By Bernice Elizabeth Green
Keith Eversley owns Premier Restoration on Van Dam Street, a brisk walk from the African Burial Ground site. The firm produces high-end furniture and specializes in milling and wood restoration for corporations. His company created — what he calls — the burial chambers which hold the coffins containing the remains of enslaved 17th- and 18th- century Africans who labored and eked out a living in Colonial New York.
The walnut-colored coffins – the most enduring image of last fall’s Rites of Ancestral Return — were produced by Dallytex, a manufacturer on Odoikwkaoi Road in the Ghana city of Accra, who employed artisans from the village of Aburi, famed for its great carving traditions. Those coffins and Eversley’s 1/4 -ton structures are the most requested image of last fall’s six-city, five-day Rites of Ancestral Return observances, notes Janine Fondon of the UnityFirst.com news wire and distribution service.
“I started in the restoration business in 1979 not knowing where it would lead me”, said the Guyana native, a former world-class soccer star who journeyed to the U.S. to find the opportunity that would help him send his children to college. “But I was focused on doing something with my hands, something that I could pass down to my children and other children. I wanted to learn a skill. I never chose this for myself, it just happened.”
He found an entry-level opening with a piano restoration firm on East 19th St. and became an expert at the arts of sanding, wood stripping, touching up furniture and prepping for the artisans who stained and sprayed.
He later joined Premier Technologies, a company specializing in historic restorations (St. Regis Hotel and The Jewish Museum), and was quickly promoted to manager of operations. Soon after, he started his own “premier” enterprise.
Before settling on Long Island, he lived with his wife of more than 30 years and their three children in the Prospect Heights area of Brooklyn.
History, Heritage: Always in View
Eversley’s Premier Restoration operates from the mist-green walls of a pristine, organzed office without a view. Overlooking his desk are distinctive clues to what matters.
On one wall is a framed poster of photographer Art Kane’s awesome “Great Day in Harlem” portrait of famous jazz musicians taken in 1958, around the year when tender-aged Keith began to take to going down to the Guyana piers to watch the ships come in. An enlarged detailed map of Lower Manhattan dominates the wall opposite the Kane masterpiece. Watching Eversley’s back from the credenza are framed pictures of his family. Nearby is a sheath of African Burial Ground files, stamped Burial Chambers. (The term “crypt” is shrouded in mystery and darkness, he explains. “It is disrespectful to the ancestors who have helped us see the light.”)

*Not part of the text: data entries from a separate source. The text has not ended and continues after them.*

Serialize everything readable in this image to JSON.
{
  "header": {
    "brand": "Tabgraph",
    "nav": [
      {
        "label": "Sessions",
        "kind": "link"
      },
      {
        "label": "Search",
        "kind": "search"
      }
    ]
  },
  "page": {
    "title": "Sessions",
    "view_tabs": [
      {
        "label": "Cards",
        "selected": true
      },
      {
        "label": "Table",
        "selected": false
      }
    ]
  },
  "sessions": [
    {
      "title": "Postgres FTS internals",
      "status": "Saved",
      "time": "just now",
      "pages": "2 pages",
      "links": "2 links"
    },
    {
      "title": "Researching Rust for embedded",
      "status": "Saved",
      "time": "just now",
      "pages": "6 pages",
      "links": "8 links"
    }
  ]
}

“The first time I stopped at the African Burial Ground on my way to my restoration job at HSBC bank, I was just a stranger passing by. I never knew I would be involved.” Ten years later, Judy Kunoff, a building project manager, informed him about GSA’s search for a person of African descent to build the reinterment burial chambers. “I was immediately drawn to the project and I was motivated to produce something respectful.”
At times, he traded his corporate suit for work clothes to assist his craftsmen with the planing, shaping, grooving, hand sanding and finishing.
There was no contact between Eversley and Ghana-based Dallytex, the firm that supervised the making of the coffins. “I knew the specifications and that they were being made in Africa.”
The chambers were completed in late August 2001. From January 2002 until a few days prior to the “Rites of Ancestral Return” observances beginning in September 30, they were stored at the Brooklyn Navy Yard.
Connections: In Nature and In Spirit
The 7 mahogany chambers eventually will fragment and disintegrate. Eversley embraces the rationale for this planned degeneration of his work. “There are no nails in any part of the chambers; glue and wooden plugs were used for joinery. That was the whole idea – for everything to go back to a natural state.” Saturday, October 4, 2003, Eversley was a face in the crowd, as he stood peering through the high metal gates on Elk Street for a final glimpse of the 7 burial chambers — and the 419 coffins — as they were lowered into the earth. “I wanted to be with the people,” he said. “I never knew I could feel so spiritually connected. I could feel the connection deep in my bones.”